Arabica beans can be roasted to various degrees to produce very different results. You’ll find anything from light roasted Arabica coffees that’ll have an earth-ier flavour, to dark roasted Arabicas with a more intense, almost burnt taste.
Robusta coffee is roasted to a darker roast (usually Full City to French roasts) than Arabica, to counteract the bean’s natural bitterness.
Best Brewing Methods
There are many different brewing methods out there, each with its own pros and cons. We strongly advocate that there is no right or wrong when it comes to each individual’s preference – there is no hierarchy because coffee should be a deeply personal experience. That said, there are some general rules that you can follow:-
Espresso or espresso-based black coffees can be made with either bean though will only work with certain Arabica variants that have stronger body. Some advocate an Arabica-Robusta mix, the former for flavour and the latter for the crema (that beautiful layer of foam at the top of your cup). We find that many customers prefer our House #18 in espresso because it has a smoother, more ‘nutty’ taste with less acidity.
For a pourover or cold brew, generally Arabica beans work much better than Robusta because they have more subtle, fruity flavour profiles that get picked up well with this method of brewing. This is the best way to try our single origin beans.

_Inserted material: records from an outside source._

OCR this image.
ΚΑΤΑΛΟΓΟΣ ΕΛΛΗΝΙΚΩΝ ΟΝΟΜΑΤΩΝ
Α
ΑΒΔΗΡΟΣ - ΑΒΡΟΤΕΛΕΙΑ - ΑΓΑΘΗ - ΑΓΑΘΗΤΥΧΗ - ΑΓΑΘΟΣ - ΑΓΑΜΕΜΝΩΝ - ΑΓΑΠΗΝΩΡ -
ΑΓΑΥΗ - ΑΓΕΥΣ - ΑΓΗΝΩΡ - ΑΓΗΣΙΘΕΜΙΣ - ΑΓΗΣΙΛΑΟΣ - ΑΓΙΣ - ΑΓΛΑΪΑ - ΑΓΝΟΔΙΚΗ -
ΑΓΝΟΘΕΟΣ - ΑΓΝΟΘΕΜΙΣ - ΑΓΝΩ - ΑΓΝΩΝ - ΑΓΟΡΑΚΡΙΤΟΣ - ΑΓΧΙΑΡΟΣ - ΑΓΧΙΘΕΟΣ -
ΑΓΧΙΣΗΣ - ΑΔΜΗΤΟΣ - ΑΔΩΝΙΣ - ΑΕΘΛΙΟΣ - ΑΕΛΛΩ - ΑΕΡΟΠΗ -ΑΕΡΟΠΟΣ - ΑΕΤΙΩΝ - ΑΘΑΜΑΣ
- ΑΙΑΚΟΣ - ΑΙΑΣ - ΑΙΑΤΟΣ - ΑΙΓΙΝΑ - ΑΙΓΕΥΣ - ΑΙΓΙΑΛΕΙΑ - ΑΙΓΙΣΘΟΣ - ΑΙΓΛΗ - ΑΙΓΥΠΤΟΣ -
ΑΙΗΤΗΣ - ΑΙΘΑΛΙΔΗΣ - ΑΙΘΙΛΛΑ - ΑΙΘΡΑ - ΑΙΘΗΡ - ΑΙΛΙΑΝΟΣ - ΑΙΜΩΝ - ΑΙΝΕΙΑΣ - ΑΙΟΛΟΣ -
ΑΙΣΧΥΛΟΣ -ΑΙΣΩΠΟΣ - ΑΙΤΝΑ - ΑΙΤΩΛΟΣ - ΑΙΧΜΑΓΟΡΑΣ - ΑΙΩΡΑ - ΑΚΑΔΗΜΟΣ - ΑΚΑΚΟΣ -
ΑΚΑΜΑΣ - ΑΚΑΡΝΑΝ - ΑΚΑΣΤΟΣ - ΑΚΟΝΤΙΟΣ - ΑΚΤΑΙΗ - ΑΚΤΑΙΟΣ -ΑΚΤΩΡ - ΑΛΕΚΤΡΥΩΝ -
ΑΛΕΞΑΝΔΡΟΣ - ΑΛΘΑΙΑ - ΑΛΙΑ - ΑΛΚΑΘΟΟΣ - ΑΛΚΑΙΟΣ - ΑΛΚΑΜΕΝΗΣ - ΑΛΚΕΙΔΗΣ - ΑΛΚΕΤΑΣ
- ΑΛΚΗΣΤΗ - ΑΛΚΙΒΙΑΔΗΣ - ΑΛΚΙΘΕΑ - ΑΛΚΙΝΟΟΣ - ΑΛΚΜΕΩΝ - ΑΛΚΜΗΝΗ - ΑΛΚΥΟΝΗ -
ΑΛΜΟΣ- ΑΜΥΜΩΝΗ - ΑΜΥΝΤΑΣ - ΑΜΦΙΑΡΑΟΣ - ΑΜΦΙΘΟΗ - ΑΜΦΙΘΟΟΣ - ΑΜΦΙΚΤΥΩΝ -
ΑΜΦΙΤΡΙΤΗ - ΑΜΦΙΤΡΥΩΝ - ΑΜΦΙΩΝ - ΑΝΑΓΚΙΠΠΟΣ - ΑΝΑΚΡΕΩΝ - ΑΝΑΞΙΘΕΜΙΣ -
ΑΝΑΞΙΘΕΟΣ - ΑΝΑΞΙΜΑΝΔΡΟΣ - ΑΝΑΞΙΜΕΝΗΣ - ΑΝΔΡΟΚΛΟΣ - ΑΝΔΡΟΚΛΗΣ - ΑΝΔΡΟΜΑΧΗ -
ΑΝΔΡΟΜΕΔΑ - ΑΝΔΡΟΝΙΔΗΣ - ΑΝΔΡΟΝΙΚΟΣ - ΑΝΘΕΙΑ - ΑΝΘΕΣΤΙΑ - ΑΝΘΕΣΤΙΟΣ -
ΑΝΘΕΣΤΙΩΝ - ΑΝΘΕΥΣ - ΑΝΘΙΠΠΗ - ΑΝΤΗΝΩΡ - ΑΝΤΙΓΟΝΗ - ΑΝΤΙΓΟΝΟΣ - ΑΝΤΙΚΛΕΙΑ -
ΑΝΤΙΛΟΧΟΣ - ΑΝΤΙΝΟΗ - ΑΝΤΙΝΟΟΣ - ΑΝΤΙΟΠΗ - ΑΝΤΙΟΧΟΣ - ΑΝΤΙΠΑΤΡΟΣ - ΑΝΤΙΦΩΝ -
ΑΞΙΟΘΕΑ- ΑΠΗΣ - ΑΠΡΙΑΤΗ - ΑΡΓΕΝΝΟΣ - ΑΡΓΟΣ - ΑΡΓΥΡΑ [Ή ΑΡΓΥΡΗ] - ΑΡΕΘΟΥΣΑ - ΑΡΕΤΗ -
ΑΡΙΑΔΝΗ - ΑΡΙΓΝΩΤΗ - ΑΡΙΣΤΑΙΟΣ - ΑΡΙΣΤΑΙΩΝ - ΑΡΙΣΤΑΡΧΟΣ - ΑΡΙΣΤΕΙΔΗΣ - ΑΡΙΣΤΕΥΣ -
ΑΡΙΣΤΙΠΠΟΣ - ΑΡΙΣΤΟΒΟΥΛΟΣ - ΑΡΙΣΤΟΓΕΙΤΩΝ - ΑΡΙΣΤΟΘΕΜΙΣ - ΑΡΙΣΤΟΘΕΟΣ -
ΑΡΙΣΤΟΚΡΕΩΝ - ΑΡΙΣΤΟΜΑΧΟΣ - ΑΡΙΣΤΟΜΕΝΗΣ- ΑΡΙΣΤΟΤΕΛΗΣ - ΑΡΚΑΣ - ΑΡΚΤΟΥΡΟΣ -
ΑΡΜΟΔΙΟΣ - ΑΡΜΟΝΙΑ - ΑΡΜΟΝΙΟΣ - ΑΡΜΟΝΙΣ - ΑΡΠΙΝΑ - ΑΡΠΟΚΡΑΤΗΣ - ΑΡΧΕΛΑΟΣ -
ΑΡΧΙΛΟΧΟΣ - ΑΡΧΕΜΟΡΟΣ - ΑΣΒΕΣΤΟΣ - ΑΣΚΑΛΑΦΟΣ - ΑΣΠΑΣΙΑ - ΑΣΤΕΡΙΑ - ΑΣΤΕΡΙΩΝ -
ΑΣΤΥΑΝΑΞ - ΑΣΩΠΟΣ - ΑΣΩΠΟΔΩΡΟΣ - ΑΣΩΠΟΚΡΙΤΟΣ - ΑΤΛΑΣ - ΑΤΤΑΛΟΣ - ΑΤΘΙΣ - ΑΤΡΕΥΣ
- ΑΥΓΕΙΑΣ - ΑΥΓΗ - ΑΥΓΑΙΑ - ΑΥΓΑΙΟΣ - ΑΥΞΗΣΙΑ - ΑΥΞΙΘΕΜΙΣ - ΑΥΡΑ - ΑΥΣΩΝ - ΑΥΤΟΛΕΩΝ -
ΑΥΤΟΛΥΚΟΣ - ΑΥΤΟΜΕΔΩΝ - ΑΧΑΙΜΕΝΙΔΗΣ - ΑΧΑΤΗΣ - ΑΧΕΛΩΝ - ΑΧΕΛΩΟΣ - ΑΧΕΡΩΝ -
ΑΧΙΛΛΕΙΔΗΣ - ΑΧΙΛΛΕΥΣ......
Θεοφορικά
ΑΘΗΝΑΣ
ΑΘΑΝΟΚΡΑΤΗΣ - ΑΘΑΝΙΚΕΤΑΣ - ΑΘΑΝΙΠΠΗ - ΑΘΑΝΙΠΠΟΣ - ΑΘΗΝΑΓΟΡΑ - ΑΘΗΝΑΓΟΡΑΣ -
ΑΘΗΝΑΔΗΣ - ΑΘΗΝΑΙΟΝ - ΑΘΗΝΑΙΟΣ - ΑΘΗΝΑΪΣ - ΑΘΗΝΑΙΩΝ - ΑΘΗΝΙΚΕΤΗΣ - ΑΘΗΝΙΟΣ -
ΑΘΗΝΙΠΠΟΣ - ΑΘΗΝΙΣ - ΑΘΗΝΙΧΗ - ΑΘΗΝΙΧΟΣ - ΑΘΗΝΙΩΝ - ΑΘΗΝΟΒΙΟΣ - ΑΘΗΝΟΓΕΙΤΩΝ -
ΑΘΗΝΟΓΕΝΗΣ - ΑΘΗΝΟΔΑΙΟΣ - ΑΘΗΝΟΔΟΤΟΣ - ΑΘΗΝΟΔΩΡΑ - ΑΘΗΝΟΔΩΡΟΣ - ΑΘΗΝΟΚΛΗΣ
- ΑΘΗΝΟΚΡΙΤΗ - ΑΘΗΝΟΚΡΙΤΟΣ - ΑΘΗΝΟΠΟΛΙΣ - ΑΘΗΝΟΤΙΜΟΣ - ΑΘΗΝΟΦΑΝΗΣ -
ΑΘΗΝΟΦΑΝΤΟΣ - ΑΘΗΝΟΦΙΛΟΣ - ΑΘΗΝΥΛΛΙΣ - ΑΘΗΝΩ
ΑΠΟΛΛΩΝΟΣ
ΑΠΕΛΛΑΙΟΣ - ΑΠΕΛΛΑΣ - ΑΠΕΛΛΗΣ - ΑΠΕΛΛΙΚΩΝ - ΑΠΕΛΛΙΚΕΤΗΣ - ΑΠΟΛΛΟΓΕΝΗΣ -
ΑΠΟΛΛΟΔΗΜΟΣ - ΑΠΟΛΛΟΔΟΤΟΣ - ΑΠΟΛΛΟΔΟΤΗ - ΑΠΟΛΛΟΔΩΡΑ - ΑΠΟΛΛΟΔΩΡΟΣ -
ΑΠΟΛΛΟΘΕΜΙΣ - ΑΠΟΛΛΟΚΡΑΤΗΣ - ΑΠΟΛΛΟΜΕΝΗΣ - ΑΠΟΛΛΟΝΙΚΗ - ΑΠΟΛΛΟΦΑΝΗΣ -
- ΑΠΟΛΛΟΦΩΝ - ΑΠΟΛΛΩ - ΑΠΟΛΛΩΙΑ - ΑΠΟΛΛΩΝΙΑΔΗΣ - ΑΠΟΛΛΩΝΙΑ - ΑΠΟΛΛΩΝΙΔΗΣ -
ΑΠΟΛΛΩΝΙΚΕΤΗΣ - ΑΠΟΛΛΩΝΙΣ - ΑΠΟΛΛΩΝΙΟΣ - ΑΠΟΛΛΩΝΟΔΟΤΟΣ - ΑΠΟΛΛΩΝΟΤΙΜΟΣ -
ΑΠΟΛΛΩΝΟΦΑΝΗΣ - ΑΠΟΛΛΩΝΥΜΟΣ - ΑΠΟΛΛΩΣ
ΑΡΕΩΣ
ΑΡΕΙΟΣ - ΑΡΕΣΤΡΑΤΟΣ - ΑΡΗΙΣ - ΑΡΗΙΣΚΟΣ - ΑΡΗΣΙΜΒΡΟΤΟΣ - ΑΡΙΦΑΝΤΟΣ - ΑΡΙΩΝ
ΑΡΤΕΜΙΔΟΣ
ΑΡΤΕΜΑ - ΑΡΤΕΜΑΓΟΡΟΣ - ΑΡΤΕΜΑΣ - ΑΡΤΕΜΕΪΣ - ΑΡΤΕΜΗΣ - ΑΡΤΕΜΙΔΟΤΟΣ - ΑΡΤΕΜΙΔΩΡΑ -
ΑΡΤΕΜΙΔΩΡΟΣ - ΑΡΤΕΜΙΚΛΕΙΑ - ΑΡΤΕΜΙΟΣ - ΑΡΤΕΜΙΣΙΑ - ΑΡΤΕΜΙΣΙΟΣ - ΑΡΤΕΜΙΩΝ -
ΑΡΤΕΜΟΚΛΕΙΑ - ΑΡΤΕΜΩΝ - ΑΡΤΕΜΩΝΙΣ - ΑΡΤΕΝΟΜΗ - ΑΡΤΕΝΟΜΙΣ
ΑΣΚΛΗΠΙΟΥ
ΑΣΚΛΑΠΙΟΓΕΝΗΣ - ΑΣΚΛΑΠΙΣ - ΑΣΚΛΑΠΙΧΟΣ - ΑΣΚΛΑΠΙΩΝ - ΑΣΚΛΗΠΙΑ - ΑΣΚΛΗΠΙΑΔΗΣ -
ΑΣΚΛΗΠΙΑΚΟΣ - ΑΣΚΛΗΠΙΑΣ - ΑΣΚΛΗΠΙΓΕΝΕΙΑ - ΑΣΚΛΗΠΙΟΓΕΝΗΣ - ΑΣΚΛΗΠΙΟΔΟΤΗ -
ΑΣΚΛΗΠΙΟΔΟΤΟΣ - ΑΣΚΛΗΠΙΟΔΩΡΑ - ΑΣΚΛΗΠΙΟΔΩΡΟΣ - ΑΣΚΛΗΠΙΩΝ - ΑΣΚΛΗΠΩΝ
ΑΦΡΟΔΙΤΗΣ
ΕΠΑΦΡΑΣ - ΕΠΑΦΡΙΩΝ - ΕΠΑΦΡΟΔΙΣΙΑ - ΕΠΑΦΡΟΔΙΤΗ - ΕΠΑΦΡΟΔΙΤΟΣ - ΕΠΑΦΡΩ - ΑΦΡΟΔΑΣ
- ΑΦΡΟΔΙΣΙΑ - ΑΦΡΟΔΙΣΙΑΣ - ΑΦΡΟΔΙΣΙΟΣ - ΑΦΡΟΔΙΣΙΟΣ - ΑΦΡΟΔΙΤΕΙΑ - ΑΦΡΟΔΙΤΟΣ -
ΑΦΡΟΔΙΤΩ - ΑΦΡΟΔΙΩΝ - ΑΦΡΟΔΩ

The French Press can generally handle both varieties well, displaying the interesting flavours of Arabica beans and allowing for the strength of Robusta to be adjusted to personal taste. Our house blends #18 and #34 are best suited to this home-preparation method, depending on whether you prefer a ‘nutty’ or ‘fruity’ taste.
Both varieties work with a Flat White or other milk-based coffees. More interesting flavours will come through with Arabica beans that have a higher acidity content and roasted darker so that the milk flavour doesn’t overshadow the coffee.